Birmanie. Un journaliste américain poursuivi pour terrorisme risque la prison à vie
Un journaliste américain détenu depuis plusieurs mois par la junte en Birmanie a été inculpé de terrorisme et de sédition, a indiqué mercredi son avocat à l’AFP, et risque la prison à vie s’il est condamné.
Danny Fenster, qui a été arrêté alors qu’il tentait de quitter le pays en mai, est visé par «deux chefs d’accusation en vertu de l’article 50(a) de la loi antiterroriste et de l’article 124(a) du Code pénal», a déclaré à l’AFP son avocat Than Zaw Aung. Une condamnation au titre de la loi antiterroriste est passible d’une peine allant jusqu’à la prison à vie.
Âgé de 37 ans, Danny Fenster était déjà poursuivi pour incitation à la dissidence, association illégale et pour avoir enfreint la loi sur l’immigration. Il est détenu à la prison d’Insein à côté de Rangoun. «Il est devenu très maigre», a déclaré Than Zaw Aung. Il a ajouté que Danny Fenster était «déçu» d’être visé par ces nouvelles accusations, qui ont été déposées mardi. Elles interviennent quelques jours après que l’ancien diplomate américain et négociateur d’otages Bill Richardson a rencontré le chef de la junte Min Aung Hlaing dans la capitale Naypyidaw.
Toujours de nombreux prisonniers politiques
Les deux hommes ont discuté de la livraison de vaccins contre le Covid-19 et de matériel médical, d’après l’armée. Elle n’a pas précisé si le cas de Danny Fenster a été évoqué par Bill Richardson, qui a participé par le passé à des négociations pour la libération d’otages américains dans le monde. Bill Richardson a déjà négocié la libération de prisonniers et de militaires américains en Corée du Nord, à Cuba, en Irak et au Soudan et a récemment cherché à faire libérer des détenus affiliés aux États-Unis au Venezuela.
L’ancien ambassadeur aux Nations Unies avait déclaré qu’il avait bon espoir d’avoir négocié un accord pour la reprise des visites du Comité international de la Croix-Rouge dans les prisons, où se trouvent de nombreux prisonniers politiques. Selon Bill Richardson, qui n’a pas voulu donner plus de détails, le département d’État lui avait demandé de ne pas évoquer le cas de Danny Fenster lors de sa visite.
Une presse étranglée
«Le cas de Danny est devenu emblématique du mépris total que les militaires birmans ont pour les médias indépendants», a déclaré Emerlynne Gil, directrice régionale adjointe chargée de la recherche à Amnesty International, dans un communiqué. «Ces nouvelles accusations sévères ne font que souligner davantage la tentative maladroite de poursuivre un journaliste indépendant qui devrait être libéré immédiatement et sans condition afin qu’il puisse retrouver sa famille et ses amis.»

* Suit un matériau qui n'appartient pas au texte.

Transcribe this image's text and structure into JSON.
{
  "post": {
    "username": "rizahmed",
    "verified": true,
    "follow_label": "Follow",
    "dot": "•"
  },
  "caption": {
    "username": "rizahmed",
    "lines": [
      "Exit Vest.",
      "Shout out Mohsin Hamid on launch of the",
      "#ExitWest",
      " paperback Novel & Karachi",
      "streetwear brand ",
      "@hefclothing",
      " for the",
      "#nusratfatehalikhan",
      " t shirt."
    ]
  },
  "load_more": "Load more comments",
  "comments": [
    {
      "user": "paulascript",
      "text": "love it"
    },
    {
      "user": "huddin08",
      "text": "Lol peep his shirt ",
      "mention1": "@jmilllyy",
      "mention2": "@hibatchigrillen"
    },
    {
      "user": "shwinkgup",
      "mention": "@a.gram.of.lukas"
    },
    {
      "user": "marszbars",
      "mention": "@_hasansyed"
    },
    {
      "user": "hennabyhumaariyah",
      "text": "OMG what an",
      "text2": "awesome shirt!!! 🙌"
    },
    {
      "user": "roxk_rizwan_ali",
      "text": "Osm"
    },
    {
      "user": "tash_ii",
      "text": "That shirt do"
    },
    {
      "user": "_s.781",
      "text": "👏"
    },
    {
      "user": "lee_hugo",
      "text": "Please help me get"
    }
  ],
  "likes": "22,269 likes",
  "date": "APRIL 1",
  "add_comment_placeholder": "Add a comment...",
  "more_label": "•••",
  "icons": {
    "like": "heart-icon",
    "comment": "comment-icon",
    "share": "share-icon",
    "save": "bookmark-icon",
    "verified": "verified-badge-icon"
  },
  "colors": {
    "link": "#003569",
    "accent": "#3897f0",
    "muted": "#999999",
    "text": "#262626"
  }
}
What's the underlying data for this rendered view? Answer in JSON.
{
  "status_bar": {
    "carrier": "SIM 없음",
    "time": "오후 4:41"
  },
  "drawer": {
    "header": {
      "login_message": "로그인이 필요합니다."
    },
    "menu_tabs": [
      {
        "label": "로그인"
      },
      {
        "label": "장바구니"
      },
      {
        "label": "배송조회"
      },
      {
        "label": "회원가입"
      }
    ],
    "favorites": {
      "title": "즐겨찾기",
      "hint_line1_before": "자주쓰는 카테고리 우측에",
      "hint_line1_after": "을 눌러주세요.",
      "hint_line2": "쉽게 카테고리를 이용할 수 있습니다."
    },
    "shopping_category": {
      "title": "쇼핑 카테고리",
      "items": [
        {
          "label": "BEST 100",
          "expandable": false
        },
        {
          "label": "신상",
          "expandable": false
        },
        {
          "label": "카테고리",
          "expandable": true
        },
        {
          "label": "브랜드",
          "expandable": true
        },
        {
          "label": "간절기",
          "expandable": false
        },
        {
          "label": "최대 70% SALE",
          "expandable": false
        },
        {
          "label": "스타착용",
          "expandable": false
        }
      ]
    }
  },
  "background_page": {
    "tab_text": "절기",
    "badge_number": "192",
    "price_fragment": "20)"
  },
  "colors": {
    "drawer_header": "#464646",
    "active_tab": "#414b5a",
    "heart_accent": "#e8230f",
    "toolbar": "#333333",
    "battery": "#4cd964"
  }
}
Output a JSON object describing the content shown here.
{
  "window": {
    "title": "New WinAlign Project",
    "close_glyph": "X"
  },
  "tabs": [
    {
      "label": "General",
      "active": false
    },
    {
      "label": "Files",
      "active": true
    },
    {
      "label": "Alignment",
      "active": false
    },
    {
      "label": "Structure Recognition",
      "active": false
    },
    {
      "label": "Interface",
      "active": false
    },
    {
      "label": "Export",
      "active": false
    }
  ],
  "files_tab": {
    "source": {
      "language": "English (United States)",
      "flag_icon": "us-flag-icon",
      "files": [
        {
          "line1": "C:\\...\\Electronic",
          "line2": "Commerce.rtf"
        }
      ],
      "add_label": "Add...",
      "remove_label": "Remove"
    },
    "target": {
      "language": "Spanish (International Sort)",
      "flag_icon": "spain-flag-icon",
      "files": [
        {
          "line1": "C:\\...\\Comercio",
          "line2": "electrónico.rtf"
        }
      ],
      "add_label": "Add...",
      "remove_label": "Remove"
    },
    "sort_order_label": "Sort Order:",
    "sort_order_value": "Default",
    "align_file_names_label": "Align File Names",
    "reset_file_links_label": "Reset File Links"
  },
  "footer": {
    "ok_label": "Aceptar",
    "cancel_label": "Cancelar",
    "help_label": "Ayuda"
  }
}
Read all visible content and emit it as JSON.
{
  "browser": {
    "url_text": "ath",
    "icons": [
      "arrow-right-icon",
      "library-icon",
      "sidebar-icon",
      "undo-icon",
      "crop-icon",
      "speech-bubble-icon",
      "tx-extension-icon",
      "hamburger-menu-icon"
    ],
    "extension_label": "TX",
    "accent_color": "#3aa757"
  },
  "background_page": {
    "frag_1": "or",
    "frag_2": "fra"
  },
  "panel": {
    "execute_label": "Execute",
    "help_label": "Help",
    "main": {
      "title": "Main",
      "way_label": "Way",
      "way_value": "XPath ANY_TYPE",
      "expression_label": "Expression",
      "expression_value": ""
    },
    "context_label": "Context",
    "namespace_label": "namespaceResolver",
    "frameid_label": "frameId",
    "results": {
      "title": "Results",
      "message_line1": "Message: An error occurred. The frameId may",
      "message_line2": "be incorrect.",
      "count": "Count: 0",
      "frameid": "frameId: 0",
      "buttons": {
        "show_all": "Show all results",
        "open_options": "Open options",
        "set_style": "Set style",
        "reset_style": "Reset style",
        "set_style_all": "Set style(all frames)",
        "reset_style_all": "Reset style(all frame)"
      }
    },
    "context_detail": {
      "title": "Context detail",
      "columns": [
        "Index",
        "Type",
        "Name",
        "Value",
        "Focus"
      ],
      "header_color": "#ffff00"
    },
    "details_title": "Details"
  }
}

Le journaliste aurait contracté le Covid-19 pendant sa détention, ont déclaré des membres de sa famille lors d’une conférence téléphonique avec des journalistes américains en août. La Birmanie a sombré dans le chaos depuis le putsch militaire du 1er février qui a mis fin à une brève parenthèse démocratique de 10 ans.
Le régime poursuit une répression sanglante contre ses opposants avec plus de 1200 civils tués et plus de 7000 en détention, selon l’Association d’assistance aux prisonniers politiques (AAPP). Cette ONG locale rapporte des cas de tortures, de viols et d’exécutions extrajudiciaires. La presse est étranglée par la junte qui tente de renforcer son contrôle de l’information, limitant l’accès à l’internet et annulant les licences des médias.
Plusieurs journalistes critiques à l’égard du gouvernement militaire figuraient parmi les personnes libérées le mois dernier lors d’une amnistie accordée par la junte à l’occasion d’un festival bouddhiste. Plus de 100 journalistes ont été arrêtés depuis le putsch, selon Reporting ASEAN, une association de défense des droits, qui indique que 31 d’entre eux sont toujours en détention.